These are the dataframes in the array (The name of this array is clusters):
[ Height Weight
STU3 72.508120 216.218230
STU2 70.183550 201.071918
STU4 71.252986 204.655494,
Height Weight
STU18 64.756280 137.348471
STU11 63.075024 146.905558
STU16 63.981765 147.812869,
Height Weight
STU12 56.810317 84.170695,
Height Weight
STU1 65.270346 168.617746
STU6 65.806248 165.850648
STU7 68.096220 167.747141
STU9 66.166363 165.514607
STU10 67.906850 170.417231,
Height Weight
STU5 65.237050 181.011973
STU8 67.155963 175.646690
STU20 69.443615 178.276728,
Height Weight
STU18 64.756280 137.348471
STU11 63.075024 146.905558
STU16 63.981765 147.812869,
Height Weight
STU17 61.253579 109.681758
STU13 60.916196 120.943248
STU19 60.236390 123.863208
STU14 63.383506 125.662081
STU15 60.822118 127.441434]
This is the dataframe I want to remove from the array above (referred to as biggest_cluster):
[ Height Weight
STU18 64.756280 137.348471
STU11 63.075024 146.905558
STU16 63.981765 147.812869]
So my code snippet to remove this dataframe is as follows:
clusters.remove(biggest_cluster)
The error I get is:
ValueError: Can only compare identically-labeled DataFrame objects
Normally, this error occurs when dataframes are compared. However, in this case, I'm just trying to remove an element (which in this case happens to be a dataframe) from an array (In this case the array stores dataframes).
How can I resolve this issue?
CodePudding user response:
The list.remove
method will indeed compare DataFrames for equality (==
). From the Python docs (emphasis added):
list.remove(x)
Remove the first item from the list whose value is equal to x. It raises a ValueError if there is no such item.
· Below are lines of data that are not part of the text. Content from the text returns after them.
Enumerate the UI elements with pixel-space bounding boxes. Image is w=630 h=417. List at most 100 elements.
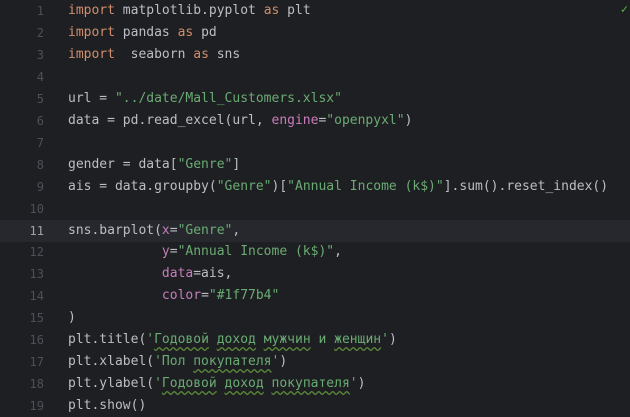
- code-line[interactable]: 17 plt.xlabel('Пол покупателя'): [0, 351, 630, 373]
- code-token: "#1f77b4": [208, 288, 280, 304]
- code-token: plt.title(: [68, 332, 147, 348]
- code-token: )[: [271, 178, 288, 194]
- code-line[interactable]: 5 url = "../date/Mall_Customers.xlsx": [0, 88, 630, 110]
- code-line[interactable]: 14 color="#1f77b4": [0, 285, 630, 307]
- code-token: plt.xlabel(: [68, 354, 155, 370]
- code-token: "Annual Income (k$)": [177, 244, 335, 260]
- line-number[interactable]: 17: [0, 351, 44, 373]
- code-line[interactable]: 3 import seaborn as sns: [0, 44, 630, 66]
- code-line[interactable]: 8 gender = data["Genre"]: [0, 154, 630, 176]
- code-text[interactable]: import matplotlib.pyplot as plt: [68, 0, 311, 22]
- code-token: ].sum().reset_index(): [443, 178, 609, 194]
- code-token: ): [279, 354, 288, 370]
- line-number[interactable]: 6: [0, 110, 44, 132]
- code-token: as: [193, 46, 209, 62]
- line-number[interactable]: 10: [0, 198, 44, 220]
- code-token: plt: [279, 3, 311, 18]
- code-text[interactable]: data = pd.read_excel(url, engine="openpy…: [68, 110, 412, 132]
- line-number[interactable]: 12: [0, 241, 44, 263]
- code-editor[interactable]: ✓ 1 import matplotlib.pyplot as plt 2 impor…: [0, 0, 630, 417]
- code-token: "Genre": [216, 178, 272, 194]
- code-token: "Genre": [177, 156, 233, 172]
- line-number[interactable]: 9: [0, 176, 44, 198]
- code-token: =: [169, 222, 178, 238]
- spellcheck-word: доход: [224, 376, 264, 392]
- code-line[interactable]: 10: [0, 198, 630, 220]
- code-token: "../date/Mall_Customers.xlsx": [114, 90, 342, 106]
- code-token: x: [161, 222, 170, 238]
- line-number[interactable]: 4: [0, 66, 44, 88]
- code-token: matplotlib.pyplot: [114, 3, 264, 18]
- spellcheck-word: женщин: [334, 332, 382, 348]
- code-line[interactable]: 19 plt.show(): [0, 395, 630, 417]
- code-token: 'Пол покупателя': [154, 354, 280, 370]
- line-number[interactable]: 8: [0, 154, 44, 176]
- code-token: pd: [193, 24, 217, 40]
- line-number[interactable]: 3: [0, 44, 44, 66]
- code-line[interactable]: 18 plt.ylabel('Годовой доход покупателя'): [0, 373, 630, 395]
- spellcheck-word: доход: [216, 332, 256, 348]
- code-line[interactable]: 6 data = pd.read_excel(url, engine="openp…: [0, 110, 630, 132]
- code-text[interactable]: sns.barplot(x="Genre",: [68, 220, 240, 242]
- line-number[interactable]: 2: [0, 22, 44, 44]
- line-number[interactable]: 14: [0, 285, 44, 307]
- line-number[interactable]: 19: [0, 395, 44, 417]
- code-token: seaborn: [114, 46, 194, 62]
- code-token: =: [169, 244, 178, 260]
- code-token: import: [68, 3, 115, 18]
- code-text[interactable]: plt.xlabel('Пол покупателя'): [68, 351, 287, 373]
- code-text[interactable]: url = "../date/Mall_Customers.xlsx": [68, 88, 342, 110]
- spellcheck-word: Годовой: [161, 376, 217, 392]
- code-line[interactable]: 1 import matplotlib.pyplot as plt: [0, 0, 630, 22]
- code-text[interactable]: import seaborn as sns: [68, 44, 240, 66]
- code-line[interactable]: 12 y="Annual Income (k$)",: [0, 241, 630, 263]
- code-token: plt.show(): [68, 398, 147, 414]
- code-token: ): [68, 310, 76, 326]
- spellcheck-word: Годовой: [154, 332, 209, 348]
- code-token: as: [177, 24, 194, 40]
- code-line[interactable]: 7: [0, 132, 630, 154]
- code-text[interactable]: color="#1f77b4": [68, 285, 279, 307]
- code-token: gender = data[: [68, 156, 178, 172]
- code-text[interactable]: ais = data.groupby("Genre")["Annual Inco…: [68, 176, 608, 198]
- code-text[interactable]: data=ais,: [68, 263, 232, 285]
- code-line[interactable]: 15): [0, 307, 630, 329]
- code-text[interactable]: plt.title('Годовой доход мужчин и женщин…: [68, 329, 397, 351]
- line-number[interactable]: 5: [0, 88, 44, 110]
- line-number[interactable]: 7: [0, 132, 44, 154]
- code-text[interactable]: ): [68, 307, 76, 329]
- code-token: 'Годовой доход покупателя': [154, 376, 358, 392]
- line-number[interactable]: 13: [0, 263, 44, 285]
- code-token: engine: [271, 112, 319, 128]
- code-token: =ais,: [193, 266, 233, 282]
- code-token: 'Годовой доход мужчин и женщин': [146, 332, 389, 348]
- code-text[interactable]: gender = data["Genre"]: [68, 154, 240, 176]
- code-text[interactable]: y="Annual Income (k$)",: [68, 241, 342, 263]
- code-line[interactable]: 11 sns.barplot(x="Genre",: [0, 219, 630, 242]
- code-token: data: [161, 266, 194, 282]
- spellcheck-word: покупателя: [193, 354, 272, 370]
- code-token: url =: [68, 90, 115, 106]
- code-line[interactable]: 4: [0, 66, 630, 88]
- code-token: ais = data.groupby(: [68, 178, 217, 194]
- code-text[interactable]: import pandas as pd: [68, 22, 217, 44]
- code-line[interactable]: 9 ais = data.groupby("Genre")["Annual Inc…: [0, 176, 630, 198]
- line-number[interactable]: 15: [0, 307, 44, 329]
- line-number[interactable]: 1: [0, 0, 44, 22]
- code-line[interactable]: 13 data=ais,: [0, 263, 630, 285]
- code-token: color: [161, 288, 202, 304]
- code-line[interactable]: 2 import pandas as pd: [0, 22, 630, 44]
- code-token: import: [68, 46, 115, 62]
- line-number[interactable]: 16: [0, 329, 44, 351]
- code-text[interactable]: plt.ylabel('Годовой доход покупателя'): [68, 373, 365, 395]
- code-token: pandas: [114, 24, 178, 40]
- line-number[interactable]: 11: [0, 220, 44, 242]
- line-number[interactable]: 18: [0, 373, 44, 395]
- code-text[interactable]: plt.show(): [68, 395, 146, 417]
- code-line[interactable]: 16 plt.title('Годовой доход мужчин и женщ…: [0, 329, 630, 351]
- code-token: =: [201, 288, 209, 304]
- code-token: sns.barplot(: [68, 222, 162, 238]
- code-token: ): [404, 112, 413, 128]
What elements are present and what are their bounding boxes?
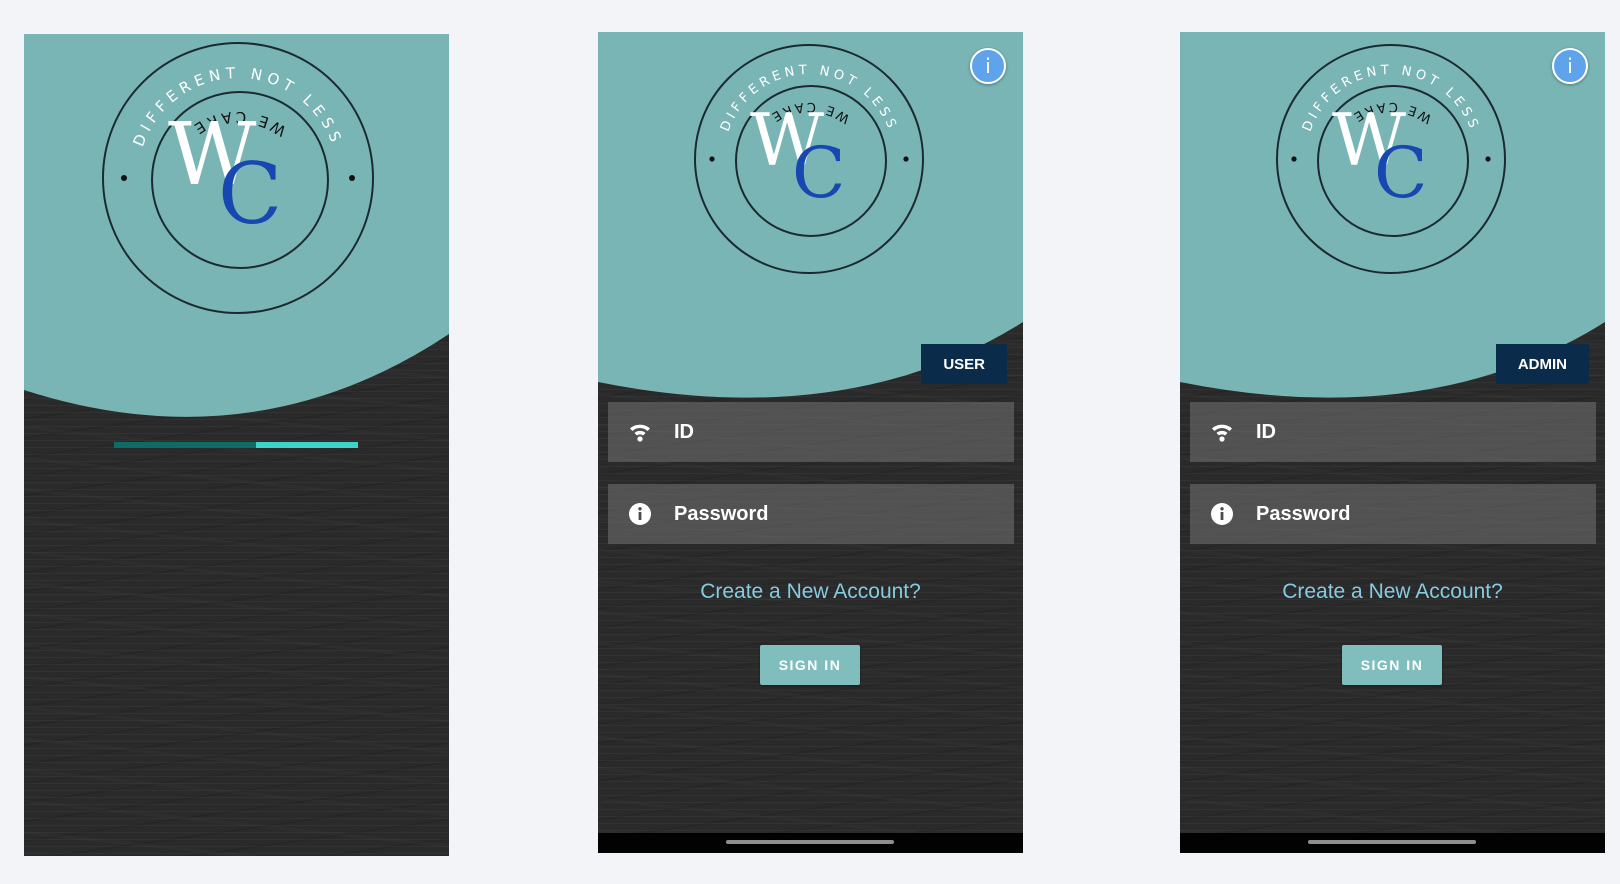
create-account-link[interactable]: Create a New Account? xyxy=(598,580,1023,604)
create-account-link[interactable]: Create a New Account? xyxy=(1180,580,1605,604)
login-screen-admin: DIFFERENT NOT LESS WE CARE W C i ADMIN I… xyxy=(1180,32,1605,853)
id-icon xyxy=(630,424,650,442)
sign-in-button[interactable]: SIGN IN xyxy=(1342,645,1442,685)
loading-progress-fill xyxy=(255,442,358,448)
password-field[interactable]: Password xyxy=(608,484,1014,544)
id-input[interactable]: ID xyxy=(1256,402,1586,462)
id-field[interactable]: ID xyxy=(1190,402,1596,462)
login-screen-user: DIFFERENT NOT LESS WE CARE W C i USER ID… xyxy=(598,32,1023,853)
logo-monogram-c: C xyxy=(218,145,283,243)
id-input[interactable]: ID xyxy=(674,402,1004,462)
role-badge-user[interactable]: USER xyxy=(921,344,1007,384)
home-gesture-handle[interactable] xyxy=(726,840,894,844)
logo: DIFFERENT NOT LESS WE CARE W C xyxy=(694,44,924,274)
splash-screen: DIFFERENT NOT LESS WE CARE W C xyxy=(24,34,449,856)
home-gesture-handle[interactable] xyxy=(1308,840,1476,844)
password-input[interactable]: Password xyxy=(1256,484,1586,544)
system-nav-bar xyxy=(1180,833,1605,853)
password-info-icon xyxy=(1211,503,1233,525)
role-badge-admin[interactable]: ADMIN xyxy=(1495,344,1589,384)
logo-monogram-c: C xyxy=(1374,132,1428,214)
system-nav-bar xyxy=(598,833,1023,853)
password-input[interactable]: Password xyxy=(674,484,1004,544)
info-icon[interactable]: i xyxy=(1552,48,1588,84)
loading-progress-bar xyxy=(114,442,358,448)
id-icon xyxy=(1212,424,1232,442)
logo: DIFFERENT NOT LESS WE CARE W C xyxy=(102,42,374,314)
sign-in-button[interactable]: SIGN IN xyxy=(760,645,860,685)
password-info-icon xyxy=(629,503,651,525)
password-field[interactable]: Password xyxy=(1190,484,1596,544)
info-icon[interactable]: i xyxy=(970,48,1006,84)
logo: DIFFERENT NOT LESS WE CARE W C xyxy=(1276,44,1506,274)
logo-monogram-c: C xyxy=(792,132,846,214)
id-field[interactable]: ID xyxy=(608,402,1014,462)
This already fails when comparing the first DataFrame in the list because the row labels are different from biggest_cluster
.
There are many ways to work around this, all of which are a bit longer than .remove
. Rather simple and readable would be a list comprehension that tests for identity instead of equality:
clusters = [cluster for cluster in clusters if cluster.equals(biggest_cluster)]
One disadvantage: The list will exist twice in memory until the garbage collector takes care of it. This could be a problem if the data is huge.
In the context of Pandas DataFrames, comparing with ==
means element-wise comparison which doesn't work if the labels don't match, while pd.DataFrame.equals
, which I used above, checks if the whole DataFrame is the same.
CodePudding user response:
Here is a possible solution using:
df1.drop(df2.index.values,inplace=True)
import pandas as pd
import numpy as np
# Matrix of a few sample values.
my_matrix = np.matrix([
[72.508120,216.218230],
[70.183550, 201.071918],
[71.252986, 137.348471],
[64.756280, 204.655494],
[63.075024, 146.905558]
]
)
index = ['STU1','STU2','STU3','STU4','STU4']
# Instanced as my_df
my_df = pd.DataFrame(data= my_matrix, index= index, columns=['Height','Name'])
# Sample of what big cluster could be
my_other_matrix = np.matrix([
[64.756280, 204.655494],
[63.075024, 146.905558]
]
)
# Now as a df
my_other_df = pd.DataFrame(data= my_other_matrix, index= ['STU1','STU2'], columns=['Height', 'Name'])
# Assume we wish to remove indices STU1 and STU2.
# Drop the values that correspond to the indices of big-cluster
my_df.drop(my_other_df.index.values,inplace=True)
print(my_df)
Note that inplace takes care of assignment.